Rob Aitken is an Arm Research Fellow. Here, he shares his thoughts and key takeaways from the Future Chips Forum, held last December in Beijing.
'Smart Chips, Smart World' was the theme of this year's forum, organized by the Innovation Center for Future Chips at Tsinghua University in Beijing, and brought together a set of mostly invited speakers on a wide variety of subjects related generally to the intersection of AI and chip design. I gave a talk on “Distributed Machine Learning for Large-scale IoT Systems”, the slides for which are available here, or at the bottom of this article.
In addition to the talks, there was a good opportunity to interact with the faculty and with local chip and Machine Learning startups, as well as with the assembled speakers. I even ran into former Arm intern Shaodi Wang.
The key part of the forum was the presentations, and the overall program is available here. Unfortunately, the slides have not been published, but I have summarized some of my favorite talks below and provided links to similar work where available…
The first session was an overview of work at Tsinghua, which ranged from Neural Turing Machines to Software-Defined Chips. Shaojun Wei, the forum host and director of the Institute of Microelectronics, described humans as 'many-sensored actuators with complex unknown decision processes', which I found amusing, presumably due to some complex unknown classification scheme of mine. They are working on some interesting chips. MIT Technology Review have published a good overview here.
Next was a panel on whether emerging technologies would overtake CMOS in the era of AI. It went mostly as you’d expect, but there were a couple of moments worth noting. Kaushik Roy of Purdue University compared the power consumption of Deep Blue for chess (15kW), Watson for Jeopardy (200kW), and AlphaGo for Go (300kW) to show that matching human behavior in games does not come easy. Philip Wong of Stanford made a similar point about on-chip memory needs being greater than what SRAM alone can provide. Vivek De, an Intel fellow, objected to the idea that Moore’s Law was over, but he pointed out that successive devices from bipolar through NMOS and CMOS have all become progressively worse when judged strictly on device performance.
Rob with Vivek De (Intel), Themis Prodromakis (Southampton), and Philip Wong (Stanford), at Baijia Dayuan Restaurant, a former Qing Dynasty mansion, and subsequent to that, an elite prep school.
Some notable items from subsequent sessions: Jian Pei from Simon Fraser University talked about label noise and biased data along with ways to deal with them (holdout method, subsampling, cross-validation, etc.).
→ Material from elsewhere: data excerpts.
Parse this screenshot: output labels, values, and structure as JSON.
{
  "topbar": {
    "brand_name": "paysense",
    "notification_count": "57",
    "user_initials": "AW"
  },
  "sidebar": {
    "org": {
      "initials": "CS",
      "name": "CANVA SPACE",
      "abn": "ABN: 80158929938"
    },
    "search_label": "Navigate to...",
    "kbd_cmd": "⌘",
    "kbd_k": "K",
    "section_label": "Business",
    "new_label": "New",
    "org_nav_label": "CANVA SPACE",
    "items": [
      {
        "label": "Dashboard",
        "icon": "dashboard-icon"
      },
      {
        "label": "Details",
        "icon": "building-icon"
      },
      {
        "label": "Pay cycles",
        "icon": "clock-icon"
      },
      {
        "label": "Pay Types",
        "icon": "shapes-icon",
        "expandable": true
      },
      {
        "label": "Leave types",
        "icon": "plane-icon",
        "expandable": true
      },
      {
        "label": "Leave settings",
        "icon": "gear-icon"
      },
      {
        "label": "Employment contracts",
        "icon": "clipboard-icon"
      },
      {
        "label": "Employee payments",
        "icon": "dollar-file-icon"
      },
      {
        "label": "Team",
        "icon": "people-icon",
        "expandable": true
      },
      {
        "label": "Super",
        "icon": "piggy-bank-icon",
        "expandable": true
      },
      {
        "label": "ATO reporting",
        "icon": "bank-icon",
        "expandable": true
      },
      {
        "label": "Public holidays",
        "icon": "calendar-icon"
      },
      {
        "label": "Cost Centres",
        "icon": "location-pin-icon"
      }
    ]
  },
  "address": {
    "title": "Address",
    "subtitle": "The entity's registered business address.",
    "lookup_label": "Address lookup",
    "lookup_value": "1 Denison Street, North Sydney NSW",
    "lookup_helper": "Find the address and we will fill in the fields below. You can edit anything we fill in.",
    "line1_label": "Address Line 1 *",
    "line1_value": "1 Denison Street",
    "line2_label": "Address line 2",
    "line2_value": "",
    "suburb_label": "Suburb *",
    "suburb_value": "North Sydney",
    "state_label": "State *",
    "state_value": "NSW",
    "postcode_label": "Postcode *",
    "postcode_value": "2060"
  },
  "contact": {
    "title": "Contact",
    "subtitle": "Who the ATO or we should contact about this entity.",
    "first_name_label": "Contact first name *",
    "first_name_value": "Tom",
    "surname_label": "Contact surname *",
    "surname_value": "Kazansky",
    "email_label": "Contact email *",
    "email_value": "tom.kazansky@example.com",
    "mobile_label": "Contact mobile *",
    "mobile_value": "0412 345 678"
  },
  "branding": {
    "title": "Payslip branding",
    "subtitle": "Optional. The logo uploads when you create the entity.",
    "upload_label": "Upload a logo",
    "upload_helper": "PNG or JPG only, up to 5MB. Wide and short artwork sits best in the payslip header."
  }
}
Martin Wong of ECE Illinois talked about some work in cloud level EDA. Haibo He of Rhode Island talked about methods to avoid hand-crafted reward signals and use internal goal representations instead, which is an extension of the work published here: 'A three-network architecture for on-line learning and optimization based on adaptive dynamic programming'.
Danny Chen of Notre Dame talked about challenges in medical AI, especially in labelling, where experts often disagree on what something is. There are also simple optical issues that give rise to AI opportunities – our microscopes have a given field of view and most diagnoses concentrate on things that are visible in a single slide, potentially missing higher order structures. This article makes some similar points, reiterating the potential of deep-learning models to help overcome many biomedical imaging challenges.
Teijun Huang of Peking University talked about a retina-like sensing chip that is part of the Beijing Brain Project. The basic idea is that a human retina has about 2M pixels and transmits about 9Mbps of data, so extensive local processing occurs in the retina itself. Understanding what that communication consists of can help build better vision systems. Brains construct mental images, so the pulse train from the retina is a kind of coding scheme. This was very interesting work – I haven’t found any publication of the chip, but some of the image processing is available here.
Masato Motomura of Hokkaido University talked about reconfigurable deep neural networks, an extension of this recent paper.
Qinru Qiu of Syracuse talked about a neurosynaptic processor that attempts to have a more analog weighting scheme than TrueNorth. She is looking at spike burst coding, varying burst duration for example, to provide better encoding. A recent paper from her group, 'A Spike-Based Long Short-Term Memory on a Neurosynaptic Processor' can be viewed here.
There were several talks on memristor-based neural systems, including one from Themis Prodromakis at Southampton which was similar to his presentation at last year’s Arm Research Summit. The key takeaway was that you can get very precise resistance-based weights by writing with small charge pulses and monitoring as you write. Writing is slow, but does not happen often. Themis showed results with 7 bits of precision, good enough for a Nature paper: 'Multibit memory operation of metal-oxide bi-layer memristors'.
Overall, the forum was well worth attending. In addition to the quality of the talks, the interaction with the other attendees and speakers was very valuable. The various speakers also had some great discussions, especially during breakfast at our hotel, where the jetlag-suffering early risers had some great discussions about emerging technologies.
Will smarter chips lead to a smarter world? No guarantees, but with high quality research going on there’s always hope.